Если первая часть как будто рассказывала о ее жизни, ее нынешнем состоянии, то вторая была как бы предсказанием на ближайшее будущее, только в ее случае предощущение перемен как раз висело в воздухе, ей казалось, что вот-вот отворится дверь – и… Дальше – большой вопрос, но что-то непременно должно было произойти. И сколько еще времени пройдет до того, как это "что-то" произойдет? Что нужно сделать, чтобы это приблизить или, наоборот, отдалить: ведь неизвестно – хорошее или плохое должно произойти? Ах, время, непостижимое, оно то сжимается в неуловимые мгновенья, то нескончаемо растягивается.

Женя открыла дневник. Мысли, нахлынувшие на нее, показались ей интересными, и она решила сохранить их на бумаге.

"Время – пожалуй, самая странная категория.

И какое жестокое по отношению к нему выражение – "Убить время".

Оно утекает, убегает, улетает неудержимо и безвозвратно: не остановить, не повернуть вспять. И – не изменить ничего, что сделал или, наоборот, не сделал в эту убежавшую минуту.

 

О, сколько дней моих – подбитых птиц

Слетело с древа жизни неумело.

И сколько незаполненных страниц

Останется.

Непоправимо белых.

 

Неумолимое, неуловимое время! Что ты делаешь с нами – беззащитными перед тобой?!

Мы всю жизнь чему-то учимся, к чему-то стремимся, чего-то добиваемся, снова к чему-то стремимся и добиваемся или не добиваемся этого… И что в итоге?

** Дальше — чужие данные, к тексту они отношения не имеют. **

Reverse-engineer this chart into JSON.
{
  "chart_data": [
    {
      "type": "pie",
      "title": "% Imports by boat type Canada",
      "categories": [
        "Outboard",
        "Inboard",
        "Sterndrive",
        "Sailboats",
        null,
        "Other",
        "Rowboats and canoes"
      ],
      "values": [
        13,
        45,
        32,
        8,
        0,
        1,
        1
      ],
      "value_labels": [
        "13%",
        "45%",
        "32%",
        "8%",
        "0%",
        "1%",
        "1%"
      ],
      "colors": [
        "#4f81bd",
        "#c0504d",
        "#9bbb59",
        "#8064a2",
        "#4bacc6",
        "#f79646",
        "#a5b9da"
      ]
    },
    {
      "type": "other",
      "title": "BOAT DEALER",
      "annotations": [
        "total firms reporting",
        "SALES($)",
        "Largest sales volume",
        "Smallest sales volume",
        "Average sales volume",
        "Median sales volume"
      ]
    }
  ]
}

Став на ноги, окрепнув, научившись, добившись, поумнев, помудрев, – стареем, дряхлеем, глупеем, слабеем, становимся беспомощными и… – ненужными, и – беззащитными перед всем, в первую очередь – перед могущественным ВРЕМЕНЕМ.

И остается вспоминать о том, что могли бы, но не сделали; о чем мечтали, но отступили, не добившись. А где-то, наверное, есть город или остров несбывшихся желаний, преданных мечтаний, недоделанных дел, недодуманных мыслей… И время не властно над ними.

Мы уйдем из этого мира с осадком в душе, с сожалением (уже смутным) о каких-то своих мечтах, которым, оправдывая себя, говорим "не суждено было сбыться". А они останутся – преданные нами, неполноценные, забытые, но не исчезнувшие.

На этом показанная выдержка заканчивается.